Mayor Joseph J.B.” Burke said he had not received a resignation letter by press time Tuesday. Regardless, Eady had already committed to go to Forest Park if his hiring was approved so a letter is expected.

“I’m going to accept the position,” he said last Friday.

Forest Park City manager Frank Brandon said he chose Eady from a field of 30 applicants because of his extensive 26 years of experience in public works. Eady was Morrow’s public works director for 20 years before be he became city manager.

“He was the most qualified candidate for the position,” said Brandon.

Eady’s past work included an active role in the renovation of an old Clayton County Water Authority building purchased by Morrow in the 1990s to house the city’s public works and police departments. He also oversaw the gradual expansion of the department from less than a handful of employees to nearly a dozen workers.

However, the move created a domino effect where the Morrow City Council must now begin a city manager search. Eady will remain with Morrow for at least another month, which gives council members time to pick an interim city manager.

Burke said he wished Eady well in Forest Park. The mayor also expressed hope that, even with several weeks left before Eady’s departure, an interim city manager will be appointed to give council members more time to search for a replacement.

The search should be similar to the months-long one used in late 2011 and early 2012 to find a city police chief, said Burke. Eady conducted that search and convened a small panel of police chiefs from around the state to review applications and nominate finalists for the council’s consideration. It resulted in the hiring of Chief Chris Leighty.

“I’m not going to jump into this haphazardly, said Burke. “I want us to do a good, thorough interview process like we did when we hired Chief Leighty because that search yielded great results for the city.”

Burke said he will contact council members individually this week to gauge their desires on how to replace Eady.
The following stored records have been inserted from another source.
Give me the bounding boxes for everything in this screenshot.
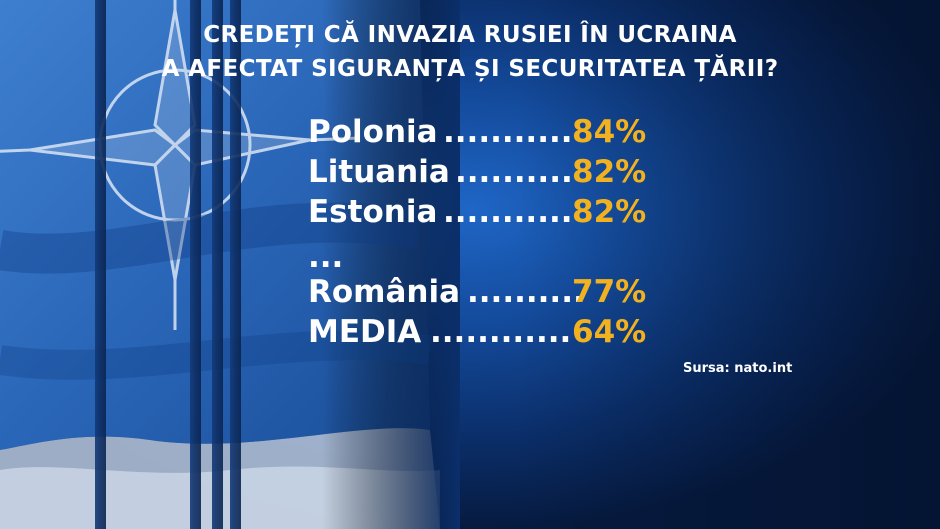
leader-dots: ........... bbox=[443, 114, 573, 150]
leader-dots: .......... bbox=[467, 274, 585, 310]
country-name: Lituania bbox=[308, 154, 450, 190]
leader-dots: ............ bbox=[430, 314, 572, 350]
leader-dots: .......... bbox=[455, 154, 573, 190]
title-line-1: CREDEȚI CĂ INVAZIA RUSIEI ÎN UCRAINA bbox=[203, 22, 737, 48]
vertical-stripe bbox=[95, 0, 106, 529]
country-name: Estonia bbox=[308, 194, 438, 230]
percent-value: 77% bbox=[572, 274, 647, 310]
percent-value: 82% bbox=[572, 154, 647, 190]
country-name: România bbox=[308, 274, 461, 310]
country-name: Polonia bbox=[308, 114, 438, 150]
leader-dots: ........... bbox=[443, 194, 573, 230]
skipped-rows-ellipsis: ... bbox=[308, 239, 344, 275]
source-credit: Sursa: nato.int bbox=[683, 361, 793, 376]
title-line-2: A AFECTAT SIGURANȚA ȘI SECURITATEA ȚĂRII… bbox=[161, 56, 779, 82]
average-label: MEDIA bbox=[308, 314, 422, 350]
question-title: CREDEȚI CĂ INVAZIA RUSIEI ÎN UCRAINA A A… bbox=[150, 18, 790, 86]
percent-value: 84% bbox=[572, 114, 647, 150]
percent-value: 82% bbox=[572, 194, 647, 230]
percent-value: 64% bbox=[572, 314, 647, 350]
A surprising departure after 30 years

His departure comes as a surprise since he just celebrated his 30th anniversary as a Morrow employee. Eady told Clayton News Daily Aug. 15, “There’s too much work left to be done” to consider leaving the city. Although he was answering a question about the possibility of retirement, the implication was he intended to stay in Morrow for awhile.

Eady said Brandon extended the job offer Oct. 15. However, the offer came just as he was leaving to go on vacation, so he hasn’t submit a letter of resignation or meet with Morrow staff and city council members until this week.
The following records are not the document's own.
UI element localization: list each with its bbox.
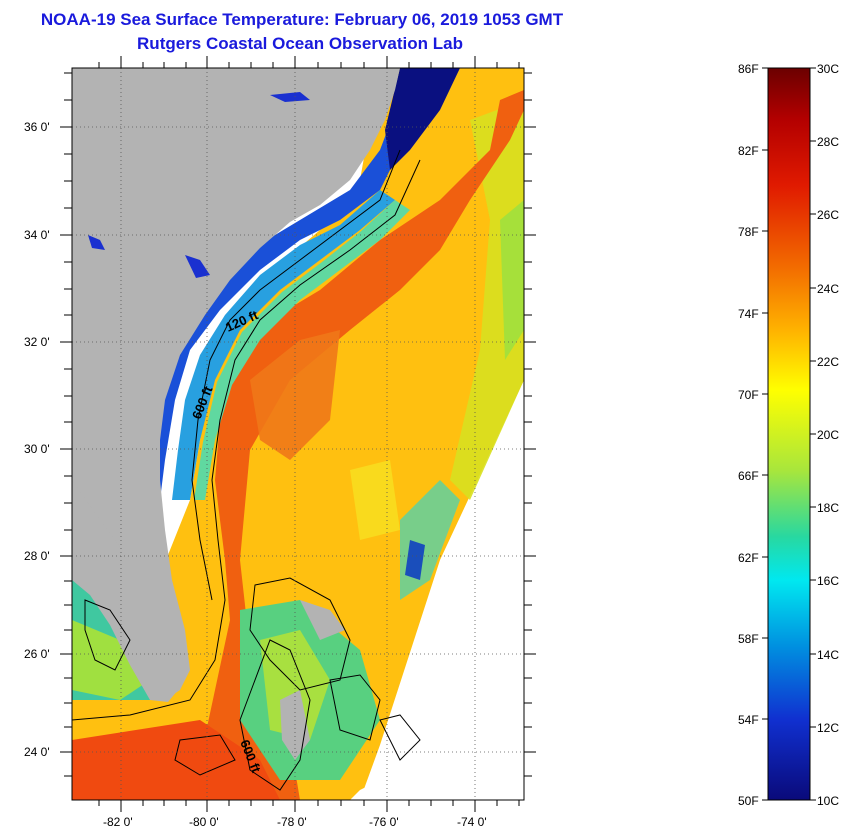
cb-label-62f: 62F bbox=[738, 551, 759, 565]
cb-label-16c: 16C bbox=[817, 574, 839, 588]
lat-label-26: 26 0' bbox=[24, 647, 50, 661]
temperature-colorbar bbox=[767, 67, 811, 801]
cb-label-20c: 20C bbox=[817, 428, 839, 442]
cb-label-12c: 12C bbox=[817, 721, 839, 735]
cb-label-28c: 28C bbox=[817, 135, 839, 149]
graticule bbox=[72, 68, 524, 800]
cb-label-66f: 66F bbox=[738, 469, 759, 483]
lon-label-80: -80 0' bbox=[189, 815, 219, 829]
map-ticks bbox=[60, 56, 536, 812]
gulf-stream bbox=[72, 90, 524, 800]
lat-label-30: 30 0' bbox=[24, 442, 50, 456]
cb-label-58f: 58F bbox=[738, 632, 759, 646]
cb-label-24c: 24C bbox=[817, 282, 839, 296]
cb-label-86f: 86F bbox=[738, 62, 759, 76]
lat-label-24: 24 0' bbox=[24, 745, 50, 759]
map-subtitle: Rutgers Coastal Ocean Observation Lab bbox=[137, 34, 463, 53]
cb-label-78f: 78F bbox=[738, 225, 759, 239]
lon-label-82: -82 0' bbox=[103, 815, 133, 829]
map-panel: 120 ft 600 ft 600 ft bbox=[72, 68, 524, 800]
cb-label-74f: 74F bbox=[738, 307, 759, 321]
lat-label-36: 36 0' bbox=[24, 120, 50, 134]
lat-label-34: 34 0' bbox=[24, 228, 50, 242]
depth-contours bbox=[72, 149, 421, 791]
cb-label-26c: 26C bbox=[817, 208, 839, 222]
us-coastline-land bbox=[72, 68, 400, 700]
lon-label-74: -74 0' bbox=[457, 815, 487, 829]
cb-label-22c: 22C bbox=[817, 355, 839, 369]
cb-label-82f: 82F bbox=[738, 144, 759, 158]
cb-label-14c: 14C bbox=[817, 648, 839, 662]
lat-label-28: 28 0' bbox=[24, 549, 50, 563]
map-title: NOAA-19 Sea Surface Temperature: Februar… bbox=[40, 10, 564, 29]
cb-label-50f: 50F bbox=[738, 794, 759, 808]
map-frame bbox=[71, 67, 525, 801]
cb-label-10c: 10C bbox=[817, 794, 839, 808]
lon-label-76: -76 0' bbox=[369, 815, 399, 829]
cb-label-18c: 18C bbox=[817, 501, 839, 515]
colorbar-ticks bbox=[762, 67, 816, 801]
cb-label-30c: 30C bbox=[817, 62, 839, 76]
lat-label-32: 32 0' bbox=[24, 335, 50, 349]
cb-label-54f: 54F bbox=[738, 713, 759, 727]
lon-label-78: -78 0' bbox=[277, 815, 307, 829]
cb-label-70f: 70F bbox=[738, 388, 759, 402]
Eady’s tenure as city manager can be summed up as a period where Morrow’s priorities shifted away from the ambitious projects of his predecessor, John Lampl. Instead, the focus moved toward doing more to provide what Eady often called “core services” to citizens, such as police and fire protection.
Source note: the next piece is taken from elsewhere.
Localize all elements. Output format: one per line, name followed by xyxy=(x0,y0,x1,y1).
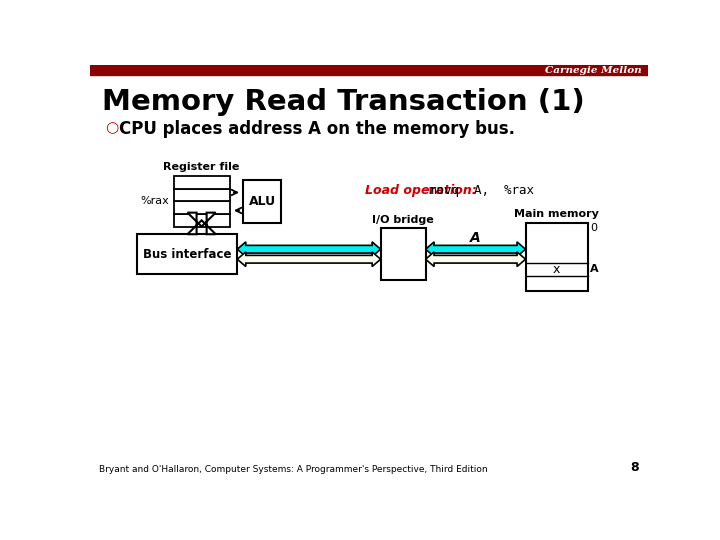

He was also a prominent participant in the announcement of the TriCity opportunity zone project involving Morrow, Lake City and Forest Park Oct. 9.

Of the three city managers who began developing the project a year ago, Lake City City Manager Joel Lanken will be the only one still in his position by the time it really gets off the ground. In addition to Eady’s move, former Forest Park City Manager John Parker resigned over the summer.

Brandon said Eady will be involved in Forest Park’s efforts to participate in the TriCity opportunity zone, although its not clear in what role he will serve in the three-city economic development project.

The news of Eady’s plans took some community officials by surprise. Clayton County Chamber of Commerce President Yulonda Beauford was among the community figures shocked by the decision. Eady was instrumental in rebuilding the chamber’s relationship with Morrow after he became city manager in 2009.

“When he became city manager, the chamber’s relationship with the City of Morrow strengthened exponentially,” said Beauford.

Beauford said Eady was always someone the chamber could turn to when it needed Morrow’s help because he ensured the city helped address and resolve the need. One example, she said, was that he helped the chamber get access to the Morrow Center when it needed it for events.

“I will be saddened that he’ll no longer be Morrow’s city manager, but I’m happy for him if this is what he wants to do,” said Beauford.